The hostilities in the eastern parts of the Ukraine initiated by Kremlin-supported insurgents have severely impacted the famous aircraft designer and manufacturer, Antonov. The firm has no choice but to turn its back on the Russian military and commercial market and seek its fortune elsewhere. However, this outside imposed strategic u-turn is hampered by the fact that Antonov is currently losing much money.
The 1945-founded enterprise has experienced a number of political and economic ups and downs during its almost seventy years of existence. But despite the vanishing of the Soviet Union with the deep economic impact this shift of political system caused and the emerging of the Ukraine from a mere appendix to the SU to an autonomous state, Antonov has never been in a more difficult situation than today. “No, we currently sure aren’t in an enviable position,” confirms one of their leading managers. This, because the creator of aircraft models like the renowned ‘Ruslan’ An-124-100 freighter has definitely and presumably for a very long period of time lost the large Russian market, it’s up to the Kremlin’s Crimea annexation by far biggest playing field for commercial and also military business projects in aviation.

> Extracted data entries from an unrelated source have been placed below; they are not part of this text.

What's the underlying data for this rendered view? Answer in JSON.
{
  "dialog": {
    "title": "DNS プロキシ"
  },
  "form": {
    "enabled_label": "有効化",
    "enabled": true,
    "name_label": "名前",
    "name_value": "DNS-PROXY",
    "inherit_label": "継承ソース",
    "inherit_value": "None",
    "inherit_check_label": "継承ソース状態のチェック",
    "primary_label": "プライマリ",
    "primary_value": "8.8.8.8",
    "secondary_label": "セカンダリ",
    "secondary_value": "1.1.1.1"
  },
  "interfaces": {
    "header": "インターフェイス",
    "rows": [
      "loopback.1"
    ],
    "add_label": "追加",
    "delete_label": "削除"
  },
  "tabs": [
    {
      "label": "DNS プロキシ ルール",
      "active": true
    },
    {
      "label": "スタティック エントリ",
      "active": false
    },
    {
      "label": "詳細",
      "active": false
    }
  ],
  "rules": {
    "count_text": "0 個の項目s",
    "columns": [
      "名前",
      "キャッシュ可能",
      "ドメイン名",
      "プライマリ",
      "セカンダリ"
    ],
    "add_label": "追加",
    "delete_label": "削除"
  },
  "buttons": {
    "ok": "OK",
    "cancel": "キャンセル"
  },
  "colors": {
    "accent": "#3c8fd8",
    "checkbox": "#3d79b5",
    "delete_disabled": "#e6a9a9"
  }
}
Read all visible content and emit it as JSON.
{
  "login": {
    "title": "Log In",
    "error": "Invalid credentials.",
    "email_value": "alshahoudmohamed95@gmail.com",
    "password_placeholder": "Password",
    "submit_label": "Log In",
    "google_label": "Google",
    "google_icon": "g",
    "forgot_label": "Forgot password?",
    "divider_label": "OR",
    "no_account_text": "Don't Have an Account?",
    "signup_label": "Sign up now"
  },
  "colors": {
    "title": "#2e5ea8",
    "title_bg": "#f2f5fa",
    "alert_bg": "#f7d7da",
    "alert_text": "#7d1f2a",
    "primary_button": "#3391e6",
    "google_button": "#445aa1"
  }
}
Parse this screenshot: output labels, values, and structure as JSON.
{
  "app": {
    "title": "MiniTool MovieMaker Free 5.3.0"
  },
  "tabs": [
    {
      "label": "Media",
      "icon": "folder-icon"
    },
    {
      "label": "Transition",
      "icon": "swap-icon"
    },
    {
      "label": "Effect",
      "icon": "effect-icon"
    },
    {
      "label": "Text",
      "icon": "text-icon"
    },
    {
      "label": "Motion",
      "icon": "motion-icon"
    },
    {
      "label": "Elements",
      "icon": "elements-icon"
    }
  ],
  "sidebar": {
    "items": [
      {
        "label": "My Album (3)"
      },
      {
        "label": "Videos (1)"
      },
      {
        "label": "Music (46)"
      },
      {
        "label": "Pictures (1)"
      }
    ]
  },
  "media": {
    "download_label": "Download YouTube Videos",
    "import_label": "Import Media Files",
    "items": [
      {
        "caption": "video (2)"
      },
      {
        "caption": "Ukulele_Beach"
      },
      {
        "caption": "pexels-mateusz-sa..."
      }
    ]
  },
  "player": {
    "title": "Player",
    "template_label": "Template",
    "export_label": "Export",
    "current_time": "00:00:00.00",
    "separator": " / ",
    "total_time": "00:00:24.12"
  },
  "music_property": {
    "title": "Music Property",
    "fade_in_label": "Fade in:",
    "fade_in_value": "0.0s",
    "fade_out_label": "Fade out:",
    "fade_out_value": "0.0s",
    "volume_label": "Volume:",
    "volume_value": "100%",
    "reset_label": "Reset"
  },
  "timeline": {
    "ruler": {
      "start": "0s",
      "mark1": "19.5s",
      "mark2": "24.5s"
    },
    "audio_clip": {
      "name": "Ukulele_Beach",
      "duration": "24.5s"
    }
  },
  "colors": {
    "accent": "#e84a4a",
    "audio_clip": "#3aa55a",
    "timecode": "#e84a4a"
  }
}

Dmitry Kiva, ousted Chairman of the Antonov conglomerate, but reinstated boss of the affiliated Antonov Company, speaks of “more than 100 million dollars” his entity lost as a result of the Crimea takeover by Russia. This outlaw practice that violates international law “makes any further cooperation with Russian enterprises impossible,” he stated at the recent Farnborough air show.
These bilateral industrial activities accounted presumably for over 50 percent of Antonov’s yearly turnover in the international business segment, European aviation experts estimate. So it’s no big surprise that the net profit achieved by the enterprise slumped by 54.7 percent in the first half of 2014 on annual comparison, totaling €1.7 million.
Amidst the many negative developments Antonov was and still is facing day by day - one source of income remains very solid: The steady cash flow coming from Ruslan Salis GmbH. This 2006-formed and Leipzig-based joint venture between Ukrainian capacity provider Antonov Airlines and Russian privatized Volga-Dnepr Group (50/50%) is performing like clockwork, confirmed a manager when asked by CargoForwarder Global. Despite the constantly deepening rift between Russia and the Ukraine both contractual partners provide coordinated transport solutions by deploying their An-124-100 fleets in accord with the uplift needs asked for by their NATO and EU partners.
However, the smooth functioning of Ruslan Salis is only a small chink of light from Antonov’s perspective. This is all the more so, as other initiatives and projects to get the foot in the door to new markets might be quite hopeful, but are still in their infancy stages. This does particularly affect the ambitious An-178 program – a freighter for small and medium-haul routes that’s capable of carrying up to 18 tons. According to Boeing’s latest Commercial Outlook there is growing demand from companies all around the globe for smaller and mid-sized freighter aircraft.
As manager Kiva announced, the maiden flight of the An-178 is slated to take place at the beginning of next year. Evaluations by Antonov reveal a market demand for this specific cargo transporter of 200-plus aircraft within the next seventeen years.
Asked about any orders Oksana Trofymchuk of Antonov Company’s press department said that at present her firm hasn’t yet got a single firm order for the An-178 freighter yet. At Kiev-headquartered aircraft producer Antonov they all hope this will change fast.
Meanwhile, the Ukrainian aviation industry turns their eyes towards Canada as result of a visit of leading Canadian politicians, headed by Ed Fast, Ottawa’s Minister of International Trade. During their stay, the delegation members made themselves familiar with Antonov’s aircraft development program. Concluded Ed Fast:
“We have discussed the possibility of participation of Canadian enterprises in Antonov programs. As a government we support this interaction and we are interested in establishing cooperation between our aviation companies with Antonov in the segment of transport aircraft. I agree with Dmitry Kiva: we need to cooperate, but not to compete.”